Pero también vimos otras cosas. Zocos rebosantes de gente en las que había cientos de puestos de frutas y verduras –que la verdad que no tenían muy buena pinta-, pescados, montones de lana y cajas con patos y conejos juntos –incluido un pato que se estaba comiendo a un conejo a picotazos-; edificios preciosos a la par que ruinosos; andamios enormes hechos de madera; burros y carretas por doquier. Todo ello se encontraba entre autobuses, coches, motos, bicicletas, carros y todo aquellos que se pueda mover con ruedas.
Hablamos con unas niñas de lo más saladas, nos movimos en metro*, comimos kushari (el plato nacional egipcio), bebimos cerveza helada y visitamos la mezquita de Al Azhar, una de las más antiguas del Islám que fue sede de la universidad más antigua del mundo islámico (ahora la universidad se encuentra al lado pero en otro recinto, y en esa no nos dejaron entrar).
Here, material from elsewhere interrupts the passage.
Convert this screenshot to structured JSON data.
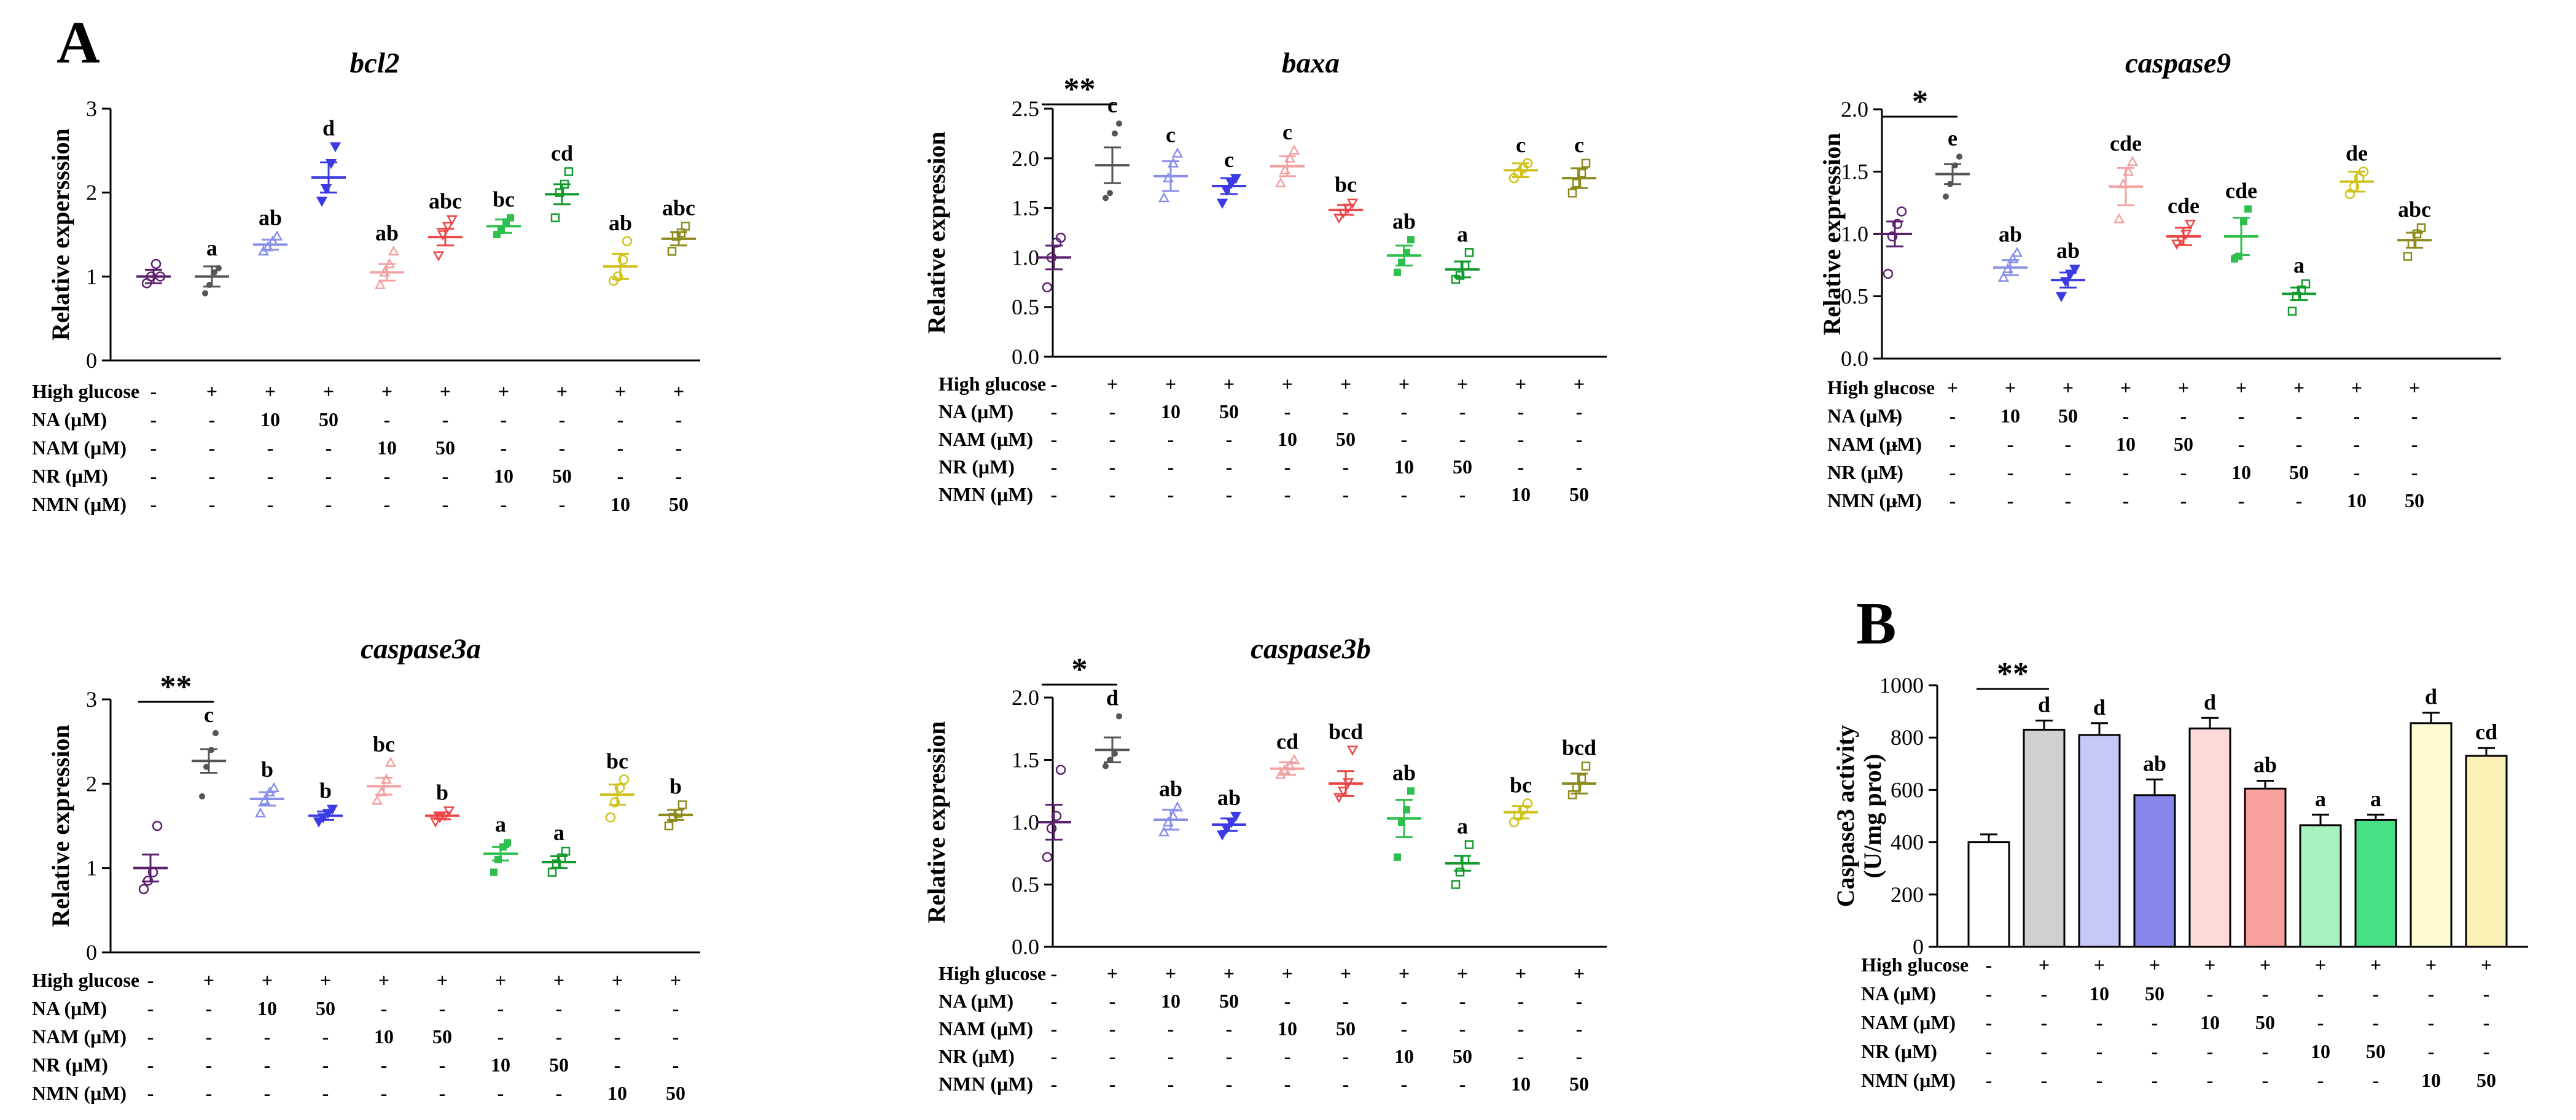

Además, vimos la mayor cantidad de mujeres veladas con niqab (velo negro que solo deja a la vista los ojos) en casi año y medio por Oriente Medio.
Eso sí, si algo nos dejó alucinados, fueron las marcas de rezar que muchos de los hombres tenían en la cara. Era algo así como una verruga marrón gigante en el medio de la frente. Tras pensar que se podía tratar de una enfermedad local o algo así, recordamos un comentario que una vez nos hizo un amigo, que no era otro que en Egipto se veía a un montón de gente con las marca de rezar mucho en la cara. Y hete que ahí lo teníamos. La verdad que impresiona, y no soy capaz de imaginar la de veces que uno tiene que apoyar la cabeza en el suelo para que le salga semejante Alien. Creemos que todo esto tiene su función de hacer ver al resto lo piadoso y devoto que es uno, y es que aquí muchas veces las apariencias cuentan más que nada.
En fin, que estos dos primeros días dieron para mucho, pero aún quedaba más. En la próxima las pirámides y el parque del amor.
*Nota: no puedo dejar de referirme a tres cosas que observamos en el metro. Una es que los vagones centrales son sólo para mujeres, mientras que el resto son mixtos (aunque predominaban los hombres). Otra es que en los asientos, que eran para cuatro, se sentaban entre cinco y seis personas, dependiendo de grosores. Y el último es que, cuando el metro llegaba a una estación y se abrían las puertas, la gente entraba y salía al mismo tiempo, con lo cual vivimos escenas de un salvajismo dignas de una melé de rugby. Di que al final nos divertía y todo (la gente, antes de abrir las puertas, se prepara para la minibatalla). En fin, “Metro de Madrid informa…”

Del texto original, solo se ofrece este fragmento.